Deliveries to Tetco M-3 fell 8 cents to $1.42, and gas headed to New York City on Transco Zone 6 was quoted 8 cents lower at $1.46.

The slow pace of storage builds recently has, for the moment, energized the bulls, but after this week's Energy Information Administration report, the pace of injections should increase. Tim Evans of Citi Futures Perspective calculated a 3 Bcf build for this week's report, well below last year's 82 Bcf input and a five-year average of 46 Bcf.

Going forward, Evans is forecasting that the year-on-five-year surplus currently at 849 Bcf will decrease slightly to 833 Bcf by May 6. He doesn't seem to be buying the notion that lean storage builds were part of Tuesday's rally.

In Evans’ view, it was "either based on some other intermediate-term idea, such as declining production or the forecast for a warmer than normal summer, or that it is more technical in nature."

Other estimates of Thursday's storage report include ICAP Energy at plus-5 Bcf and Ritterbusch and Associates at a plus-6 Bcf build.

Market technicians see seasonal factors in play.

"With natural gas inching above the prior high at $2.074, it very much looks like the up trend has been reestablished," said United ICAP market analyst Brian LaRose in closing comments Tuesday. "So just how high can we go from here?

"Assuming an ABC-type pattern is unfolding from the $1.611 low [March 4] the A=C objectives will be our initial upside targets; 0.618 of (A)=(C) cuts at $2.158. (A)=(C) is up at $2.335. Reminder, $2.324-2.400 also represents our ideal objective for a seasonal advance."

Other market technicians see gains continuing.

"We had the market in a wave 3 coming into this week, and we have a target for the wave 3 up to as high as $2.45,” said Powerhouse LLC’s Elaine Levin, vice president at the Washington DC-based trading and risk management firm. “Elliott Wave projections have at least another dime in this move.”

On the weather front, conditions moderated slightly.
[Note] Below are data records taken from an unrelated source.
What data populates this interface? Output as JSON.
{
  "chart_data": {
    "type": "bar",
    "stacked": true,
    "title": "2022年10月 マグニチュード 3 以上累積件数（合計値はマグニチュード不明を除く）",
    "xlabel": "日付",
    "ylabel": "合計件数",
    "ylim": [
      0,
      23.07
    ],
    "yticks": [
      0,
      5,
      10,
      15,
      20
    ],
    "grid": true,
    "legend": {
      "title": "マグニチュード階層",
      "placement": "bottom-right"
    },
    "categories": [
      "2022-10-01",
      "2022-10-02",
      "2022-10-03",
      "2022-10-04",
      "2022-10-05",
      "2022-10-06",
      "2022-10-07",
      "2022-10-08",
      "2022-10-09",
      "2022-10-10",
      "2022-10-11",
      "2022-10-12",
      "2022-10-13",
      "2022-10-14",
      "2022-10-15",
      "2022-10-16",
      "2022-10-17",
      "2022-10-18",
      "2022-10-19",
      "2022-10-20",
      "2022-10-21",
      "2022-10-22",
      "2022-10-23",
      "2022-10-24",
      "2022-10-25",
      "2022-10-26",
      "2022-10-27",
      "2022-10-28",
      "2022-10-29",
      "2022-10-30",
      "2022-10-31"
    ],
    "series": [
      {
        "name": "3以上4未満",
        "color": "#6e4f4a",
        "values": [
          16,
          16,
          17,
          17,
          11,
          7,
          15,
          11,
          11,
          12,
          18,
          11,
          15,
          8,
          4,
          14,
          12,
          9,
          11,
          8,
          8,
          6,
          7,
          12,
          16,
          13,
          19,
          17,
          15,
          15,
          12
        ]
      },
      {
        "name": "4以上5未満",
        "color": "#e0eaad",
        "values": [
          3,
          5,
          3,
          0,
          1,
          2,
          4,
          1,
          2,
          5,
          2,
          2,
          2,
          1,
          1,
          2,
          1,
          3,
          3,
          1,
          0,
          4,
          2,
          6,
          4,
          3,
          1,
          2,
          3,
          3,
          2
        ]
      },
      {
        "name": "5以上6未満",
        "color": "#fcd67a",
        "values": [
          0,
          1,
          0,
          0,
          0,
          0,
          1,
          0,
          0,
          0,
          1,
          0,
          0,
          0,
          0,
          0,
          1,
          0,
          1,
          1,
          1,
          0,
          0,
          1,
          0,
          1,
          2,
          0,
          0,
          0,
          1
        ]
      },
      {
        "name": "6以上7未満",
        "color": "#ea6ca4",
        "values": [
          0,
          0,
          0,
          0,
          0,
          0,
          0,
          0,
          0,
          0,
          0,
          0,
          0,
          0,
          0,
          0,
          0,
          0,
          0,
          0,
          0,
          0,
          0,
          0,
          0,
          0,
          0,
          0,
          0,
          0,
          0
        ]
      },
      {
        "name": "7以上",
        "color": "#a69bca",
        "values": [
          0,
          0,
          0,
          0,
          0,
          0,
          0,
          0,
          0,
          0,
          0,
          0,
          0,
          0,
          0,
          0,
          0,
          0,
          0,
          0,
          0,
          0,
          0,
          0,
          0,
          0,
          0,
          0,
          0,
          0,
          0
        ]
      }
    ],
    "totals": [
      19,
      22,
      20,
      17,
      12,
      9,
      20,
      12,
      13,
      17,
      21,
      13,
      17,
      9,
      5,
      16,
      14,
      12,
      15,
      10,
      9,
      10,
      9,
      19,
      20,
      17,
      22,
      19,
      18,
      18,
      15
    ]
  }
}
WSI Corp. in its Wednesday morning outlook said, the 11-15 day period forecast “features above average temps across the northern tier and the eastern U.S. Below average temperatures are most likely across the southwestern U.S.”

The forecast Wednesday “is warmer over the East and cooler over the central U.S.,” WSI said. Continental U.S. gas-weighted heating degree days “are down 2.1 for days 11-14 and are now forecast to be 20.2 for the period."

Tom Saal, vice president at FCStone Latin America in Miami, in his work with Market Profile said to follow the breakout of the week's initial balance, which he places at $2.091 to $1.890. Breakout targets higher are the 50% level at $2.192, and 100% at $2.292. Other trading targets include Tuesday's value area at $2.060 to $2.010, as well as value areas at $1.990 to $1.976, and $1.943 to $1.913.